(Bloomberg) -- A North Korean missile used by Russia and recovered in Ukraine had several hundred parts that could be sourced from overseas manufacturers, showing that Pyongyang is finding ways to evade sanctions on components, a report said.

Conflict Armament Research said in its recent report that remnants of the ballistic missile it examined in the Ukrainian city of Kharkiv had more than 290 non-domestic electronic components. Some 75% of those were linked to companies incorporated in the US, 16% to firms from Europe and 9% to companies in Asia. 

Based on production dates, the missile could not have been assembled before March 2023, it said, adding the components could be traced to at least 26 companies. 

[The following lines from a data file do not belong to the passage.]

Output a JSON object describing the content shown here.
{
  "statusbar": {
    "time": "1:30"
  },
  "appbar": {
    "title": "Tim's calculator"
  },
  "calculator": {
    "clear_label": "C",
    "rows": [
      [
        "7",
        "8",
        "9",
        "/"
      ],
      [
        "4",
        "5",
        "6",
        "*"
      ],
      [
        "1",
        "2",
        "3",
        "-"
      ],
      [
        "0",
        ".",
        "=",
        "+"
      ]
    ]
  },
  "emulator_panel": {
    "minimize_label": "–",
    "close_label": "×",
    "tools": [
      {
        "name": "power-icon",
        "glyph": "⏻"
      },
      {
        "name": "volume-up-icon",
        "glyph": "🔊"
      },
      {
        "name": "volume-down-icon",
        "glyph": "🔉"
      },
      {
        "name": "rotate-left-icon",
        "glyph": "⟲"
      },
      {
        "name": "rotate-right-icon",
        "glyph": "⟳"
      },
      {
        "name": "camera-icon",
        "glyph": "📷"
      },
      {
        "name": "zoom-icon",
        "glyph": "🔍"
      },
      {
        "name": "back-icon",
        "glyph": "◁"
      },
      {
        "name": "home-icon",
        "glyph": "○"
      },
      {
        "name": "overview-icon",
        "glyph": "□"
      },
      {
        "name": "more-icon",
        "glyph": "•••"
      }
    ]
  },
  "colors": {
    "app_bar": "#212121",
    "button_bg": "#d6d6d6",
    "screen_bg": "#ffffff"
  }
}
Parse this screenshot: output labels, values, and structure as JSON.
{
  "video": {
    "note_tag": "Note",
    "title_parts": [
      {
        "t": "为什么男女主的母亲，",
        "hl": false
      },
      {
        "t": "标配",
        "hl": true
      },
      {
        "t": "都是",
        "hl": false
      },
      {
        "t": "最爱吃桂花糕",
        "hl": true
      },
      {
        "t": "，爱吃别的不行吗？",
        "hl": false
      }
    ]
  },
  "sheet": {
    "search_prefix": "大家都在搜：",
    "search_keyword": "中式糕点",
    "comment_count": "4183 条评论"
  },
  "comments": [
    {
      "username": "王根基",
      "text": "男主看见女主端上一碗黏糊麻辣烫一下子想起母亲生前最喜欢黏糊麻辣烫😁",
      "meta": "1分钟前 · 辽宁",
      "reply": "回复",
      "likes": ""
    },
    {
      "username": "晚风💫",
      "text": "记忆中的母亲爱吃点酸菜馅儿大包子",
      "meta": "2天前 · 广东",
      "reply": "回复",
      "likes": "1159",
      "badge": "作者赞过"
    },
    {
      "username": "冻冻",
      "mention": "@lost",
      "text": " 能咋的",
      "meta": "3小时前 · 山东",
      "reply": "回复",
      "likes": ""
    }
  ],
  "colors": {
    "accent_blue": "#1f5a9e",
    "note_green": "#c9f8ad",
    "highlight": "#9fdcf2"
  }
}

“North Korea’s ability to produce and transfer advanced weapons, while acquiring material internationally to fuel its missile program in spite of long-standing United Nations sanctions, is the latest evidence of countries undermining global non-proliferation regimes,” said Conflict Armament Research, a UK-based organization whose website says it investigates weapons used in conflict to support effective arms management and control.

Read More: North Korean Missiles Face Reality Check in Putin’s Battles 

The US and South Korea have accused North Korea of sending munitions and missiles to Russia to help President Vladimir Putin in his war on Ukraine. While Moscow and Pyongyang deny the claims, commercial satellite imagery shows a steady flow of cargo moving between them, which Seoul and Washington say is weaponry.

(Updates to add number on companies in third paragraph. A previous version added a dropped percentage sign.)